Similarly, when we start practicing spiritual life, we, because of our past conditionings and attachments, still define happiness in material terms. So, when we have to apply ourselves to spiritual practice, instead of indulging in worldly pleasures, as we are by default inclined to do, we feel resentful. With our higher self – our intelligence and conscience – we may practice bhakti, but as soon as we let our guard down, we will find our thoughts sneaking back to worldly indulgences and we may even find ourselves relapsing into those indulgences.

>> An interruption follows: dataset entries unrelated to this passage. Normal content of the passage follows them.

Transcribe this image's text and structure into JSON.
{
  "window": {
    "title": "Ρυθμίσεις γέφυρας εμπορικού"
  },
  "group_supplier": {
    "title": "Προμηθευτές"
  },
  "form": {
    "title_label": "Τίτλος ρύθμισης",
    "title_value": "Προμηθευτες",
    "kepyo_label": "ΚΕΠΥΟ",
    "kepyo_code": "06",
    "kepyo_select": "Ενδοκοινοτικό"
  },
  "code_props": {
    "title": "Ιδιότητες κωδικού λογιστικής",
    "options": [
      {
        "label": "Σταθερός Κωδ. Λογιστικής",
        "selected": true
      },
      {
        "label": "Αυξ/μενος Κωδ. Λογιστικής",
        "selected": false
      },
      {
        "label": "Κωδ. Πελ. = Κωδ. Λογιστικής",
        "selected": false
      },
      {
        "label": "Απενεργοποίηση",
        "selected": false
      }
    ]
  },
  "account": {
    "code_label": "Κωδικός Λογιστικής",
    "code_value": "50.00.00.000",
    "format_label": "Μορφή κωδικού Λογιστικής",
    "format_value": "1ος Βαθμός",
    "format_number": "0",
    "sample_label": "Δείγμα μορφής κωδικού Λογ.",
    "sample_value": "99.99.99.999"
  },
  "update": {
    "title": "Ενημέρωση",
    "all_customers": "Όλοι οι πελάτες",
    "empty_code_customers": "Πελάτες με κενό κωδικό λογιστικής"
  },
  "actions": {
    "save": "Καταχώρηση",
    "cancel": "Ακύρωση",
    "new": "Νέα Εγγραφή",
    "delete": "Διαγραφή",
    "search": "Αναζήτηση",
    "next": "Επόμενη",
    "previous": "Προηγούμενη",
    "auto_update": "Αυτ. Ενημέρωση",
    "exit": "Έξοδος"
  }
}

If we try to give up our lower desires while still conceiving of pleasure in worldly terms, we will find ourselves fighting a losing battle. While we certainly need to rein in our desires, we can’t overcome them simply by fighting them. We need to outgrow them – that is, we need to grow spiritually, thereby expanding our conception of happiness and realizing that far higher happiness awaits us in our spiritual relationship with Krishna, a relationship that can be accessed and relished through the practice of bhakti-yoga. The Bhagavad-gita (05.21) indicates that those who focus inwards gain access to imperishable spiritual happiness, thereby becoming detached from outer sensual lures. We needn’t focus on fighting desires – we can focus on growing spiritually by practicing bhakti-yoga.
As children grow up, they gradually relish the joy of learning and realize the importance of studying in providing a bright future, they become more amenable to studying. A similar contemplation on the rich rewards of spirituality can inspire us to stick to the path of spiritual growth, thereby outgrowing the desires for petty worldly indulgences.